Edelyn, silencieuse comme une ombre, leva sa Crimsom Beauty et visa le point fatal. Un tir, un mort. Ce n'était pas sa devise, mais c'était un adage auquel elle se référait. C'est dommage d'être aussi catégorique, résonna la voix d'Arian dans sa tête. Un légère pression, et le coup partit.

Mais le Grimm l'avait senti et esquiva la balle supersonique. Tandis qu'il tournait dans tous les sens pour repérer la tireuse, cette dernière porta son Scroll vers ses lèvres et murmura :

— La cible m'a repéré. On passe en phase 2.

Elle entendit un bruissement, et du coin de l'œil vit un éclat rouge suivit de pétales virevoltantes. Le Grimm poltergeist dû le sentir aussi, car il lâcha un cri strident avant d'esquiver la faux dévastatrice, et s'enfuit tel une feuille dans le vent. Edelyn entendit :

— Zut, il s'échappe ! Snipeuse, je veux une cover !

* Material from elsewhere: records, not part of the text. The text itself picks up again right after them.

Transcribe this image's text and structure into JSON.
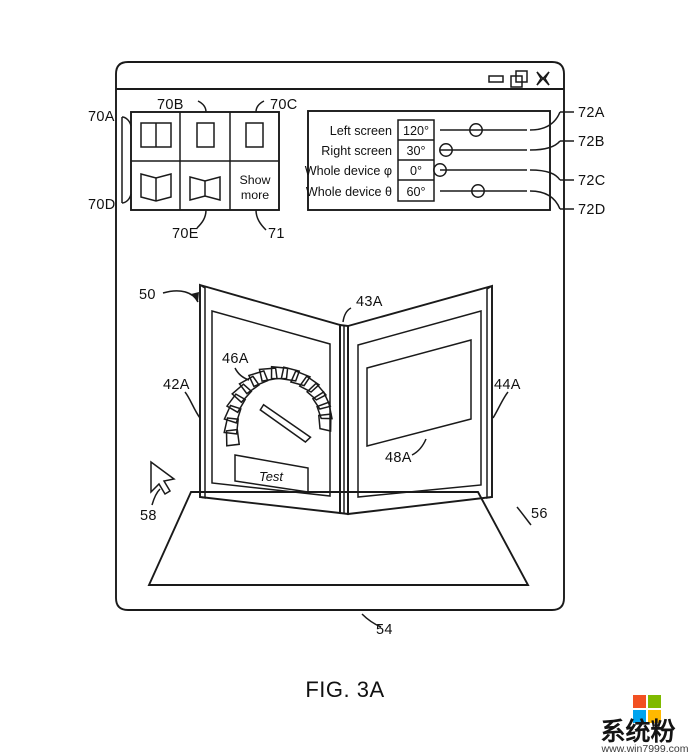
{
  "figure": {
    "caption": "FIG. 3A",
    "title_bar": {
      "buttons": [
        {
          "name": "minimize",
          "glyph": "minimize-icon"
        },
        {
          "name": "restore",
          "glyph": "restore-icon"
        },
        {
          "name": "close",
          "glyph": "close-icon"
        }
      ]
    },
    "thumbnail_panel": {
      "cells": [
        {
          "id": "70A",
          "type": "flat-dual-screen",
          "label": ""
        },
        {
          "id": "70B",
          "type": "single-screen",
          "label": ""
        },
        {
          "id": "70C",
          "type": "single-screen",
          "label": ""
        },
        {
          "id": "70D",
          "type": "folded-outward",
          "label": ""
        },
        {
          "id": "70E",
          "type": "folded-inward",
          "label": ""
        },
        {
          "id": "71",
          "type": "text",
          "label": "Show more",
          "label_line1": "Show",
          "label_line2": "more"
        }
      ]
    },
    "control_panel": {
      "rows": [
        {
          "id": "72A",
          "label": "Left screen",
          "value": "120°",
          "slider_pos": 0.42
        },
        {
          "id": "72B",
          "label": "Right screen",
          "value": "30°",
          "slider_pos": 0.1
        },
        {
          "id": "72C",
          "label": "Whole device φ",
          "value": "0°",
          "slider_pos": 0.0
        },
        {
          "id": "72D",
          "label": "Whole device θ",
          "value": "60°",
          "slider_pos": 0.44
        }
      ]
    },
    "device_preview": {
      "device_ref": "50",
      "left_screen_ref": "42A",
      "hinge_ref": "43A",
      "right_screen_ref": "44A",
      "gauge_ref": "46A",
      "video_ref": "48A",
      "base_ref": "56",
      "cursor_ref": "58",
      "window_ref": "54",
      "button_label": "Test",
      "gauge_segments": 16
    }
  },
  "watermark": {
    "brand_cn": "系统粉",
    "url": "www.win7999.com",
    "logo_colors": {
      "top_left": "#f25022",
      "top_right": "#7fba00",
      "bottom_left": "#00a4ef",
      "bottom_right": "#ffb900"
    }
  }
}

— À vos ordres, soupira la concernée, mi-amusée, mi-ennuyée.

Elle pointa son arme, et changea de munitions dans l'instant ; cha-ak, puis elle tira une boule de feu qui fila en sifflant vers le Grimm. Cette fois, le projectile atteint sa cible, et une petite explosion survint, balançant la créature sur le sol d'une clairière. Tandis que Ruby fonçait vers elle, Edelyn plia rapidement son arme ; sa mobilité était réduite au détriment de sa puissance de feu et sa portée d'attaque.

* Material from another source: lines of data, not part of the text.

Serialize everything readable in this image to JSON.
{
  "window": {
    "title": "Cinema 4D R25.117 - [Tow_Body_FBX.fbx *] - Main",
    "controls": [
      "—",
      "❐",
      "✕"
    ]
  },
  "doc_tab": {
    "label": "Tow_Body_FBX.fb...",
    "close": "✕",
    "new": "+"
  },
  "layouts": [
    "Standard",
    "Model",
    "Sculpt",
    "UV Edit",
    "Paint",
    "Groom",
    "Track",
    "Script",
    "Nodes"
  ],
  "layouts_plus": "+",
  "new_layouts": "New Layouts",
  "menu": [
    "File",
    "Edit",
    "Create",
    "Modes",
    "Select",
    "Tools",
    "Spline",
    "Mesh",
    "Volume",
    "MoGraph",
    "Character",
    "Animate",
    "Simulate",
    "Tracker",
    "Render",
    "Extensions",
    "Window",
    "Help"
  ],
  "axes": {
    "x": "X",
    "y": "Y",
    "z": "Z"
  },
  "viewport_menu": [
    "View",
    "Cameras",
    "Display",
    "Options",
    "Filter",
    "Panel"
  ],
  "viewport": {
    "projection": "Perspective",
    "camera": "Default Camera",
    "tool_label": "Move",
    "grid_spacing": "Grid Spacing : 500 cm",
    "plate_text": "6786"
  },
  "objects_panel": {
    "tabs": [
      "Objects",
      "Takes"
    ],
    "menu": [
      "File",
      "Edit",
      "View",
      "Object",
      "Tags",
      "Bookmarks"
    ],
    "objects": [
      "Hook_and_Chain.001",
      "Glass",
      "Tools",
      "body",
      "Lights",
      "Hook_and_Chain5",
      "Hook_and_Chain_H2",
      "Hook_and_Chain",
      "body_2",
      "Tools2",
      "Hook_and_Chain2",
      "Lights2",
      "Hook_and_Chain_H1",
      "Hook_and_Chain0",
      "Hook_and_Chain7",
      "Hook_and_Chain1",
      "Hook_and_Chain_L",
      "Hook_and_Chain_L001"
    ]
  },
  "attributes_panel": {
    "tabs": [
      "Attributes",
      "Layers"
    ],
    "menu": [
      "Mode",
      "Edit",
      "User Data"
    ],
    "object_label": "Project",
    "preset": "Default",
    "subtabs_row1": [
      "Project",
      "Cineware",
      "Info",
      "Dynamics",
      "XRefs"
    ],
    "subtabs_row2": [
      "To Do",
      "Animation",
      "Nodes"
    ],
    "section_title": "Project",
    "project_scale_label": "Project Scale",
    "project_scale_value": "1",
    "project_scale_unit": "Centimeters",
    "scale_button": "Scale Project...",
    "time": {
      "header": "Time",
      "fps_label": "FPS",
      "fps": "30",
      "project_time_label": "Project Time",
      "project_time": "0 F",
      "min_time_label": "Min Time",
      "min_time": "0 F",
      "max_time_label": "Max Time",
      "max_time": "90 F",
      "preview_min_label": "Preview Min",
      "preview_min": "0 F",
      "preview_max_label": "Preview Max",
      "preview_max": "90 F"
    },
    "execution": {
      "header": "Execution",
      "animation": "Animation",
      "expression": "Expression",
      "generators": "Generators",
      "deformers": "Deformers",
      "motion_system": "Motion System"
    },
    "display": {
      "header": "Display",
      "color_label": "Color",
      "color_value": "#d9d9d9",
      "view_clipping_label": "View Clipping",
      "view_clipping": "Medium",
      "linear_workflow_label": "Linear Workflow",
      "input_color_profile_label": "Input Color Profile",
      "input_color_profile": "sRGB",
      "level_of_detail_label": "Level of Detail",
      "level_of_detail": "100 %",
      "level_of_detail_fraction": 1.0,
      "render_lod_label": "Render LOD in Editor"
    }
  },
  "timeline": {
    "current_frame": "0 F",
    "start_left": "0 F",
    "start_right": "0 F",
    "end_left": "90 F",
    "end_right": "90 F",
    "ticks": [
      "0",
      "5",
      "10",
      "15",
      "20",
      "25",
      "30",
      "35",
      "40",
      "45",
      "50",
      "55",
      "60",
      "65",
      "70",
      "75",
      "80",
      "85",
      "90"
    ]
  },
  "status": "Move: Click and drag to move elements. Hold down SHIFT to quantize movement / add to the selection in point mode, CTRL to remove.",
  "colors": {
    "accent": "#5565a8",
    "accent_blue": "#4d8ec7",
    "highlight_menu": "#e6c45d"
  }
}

Une autre silhouette apparut lorsqu'elle descendit de l'arbre où elle s'était perchée ; Nora, l'antithèse de la discrétion, courrait en hurlant de rire et en faisant tournoyer son immense marteau de guerre. Sa promptitude fut telle qu'Edelyn ne faillit pas remarquer le discret Ren, sûrement parce qu'il y avait Jaune qui criait derrière :

— On suit le plan ! Faut suivre le plaaan !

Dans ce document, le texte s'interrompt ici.